C’est bientôt la période des croisières, alors profitez-en …, mais attention norovirus est plus présent dans certains que dans d'autres, à vous de voir …

« Le navire de croisière, Crown Princess, a été touché par une quatrième épidémie de norovirus en quatre ans ». Source Ben Chapman du barfblog.

OLYMPUS DIGITAL CAMERAPlus tôt cette année Time Magazine avait inclus le Crown Princess, navire de la Princess Cruise Line sur la liste des 13 pires navires de croisière liés aux épidémies à norovirus.

4. Le Princess Crown (janvier 2010), navire de la Princess Cruises Line ; nombre total de malades, 396.

En 2010, il y avait 14 foyers de maladies à bord de navires, y compris celui-ci.

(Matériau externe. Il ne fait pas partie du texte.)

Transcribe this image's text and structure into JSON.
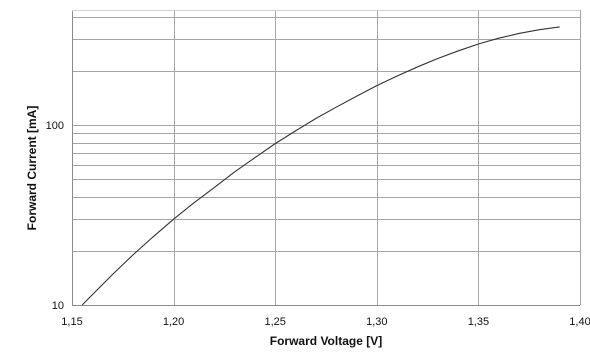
{
  "chart_data": {
    "type": "line",
    "title": "",
    "xlabel": "Forward Voltage [V]",
    "ylabel": "Forward Current [mA]",
    "xlim": [
      1.15,
      1.4
    ],
    "ylim": [
      10,
      400
    ],
    "y_scale": "log",
    "x_tick_labels": [
      "1,15",
      "1,20",
      "1,25",
      "1,30",
      "1,35",
      "1,40"
    ],
    "y_tick_labels": [
      "10",
      "100"
    ],
    "grid": true,
    "legend": "none",
    "series": [
      {
        "x": [
          1.155,
          1.16,
          1.17,
          1.18,
          1.19,
          1.2,
          1.21,
          1.22,
          1.23,
          1.24,
          1.25,
          1.26,
          1.27,
          1.28,
          1.29,
          1.3,
          1.31,
          1.32,
          1.33,
          1.34,
          1.35,
          1.36,
          1.37,
          1.38,
          1.39
        ],
        "y": [
          10.0,
          11.4,
          14.8,
          19.0,
          24.0,
          30.0,
          37.0,
          45.0,
          55.0,
          66.0,
          79.0,
          93.0,
          109.0,
          126.0,
          145.0,
          166.0,
          188.0,
          211.0,
          235.0,
          259.0,
          283.0,
          305.0,
          324.0,
          340.0,
          352.0
        ]
      }
    ],
    "colors": {
      "line": "#333333",
      "grid": "#a6a6a6",
      "axis": "#8c8c8c"
    }
  }
}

Huit ont été attribués à norovirus.

5. Le Princess Crown (février 2012), navire de la Princess Cruises Line nombre total de malades, 363.

Le navire, qui a embarqué il y a tout juste un mois après une nouvelle épidémie sur le navire, est retourné à Fort Lauderdale (Etats-Unis) deux jours avant que les passagers ne commencent à tomber malades.

Quelque chose existe sur ce navire rapporte l'AP car 37 clients du Crown Princess sont encore atteints de vomissements à bord.

La porte-parole de la Princess Cruises Line, Karen Candy a dit qu’environ 37 passagers sur le Crown Princess ont déclaré être malade alors que le navire était à San Francisco le lundi.

Candy dit le personnel du navire a commencé une intense désinfection des surfaces, et tous les passagers malades sont encouragés à rester dans leurs chambres.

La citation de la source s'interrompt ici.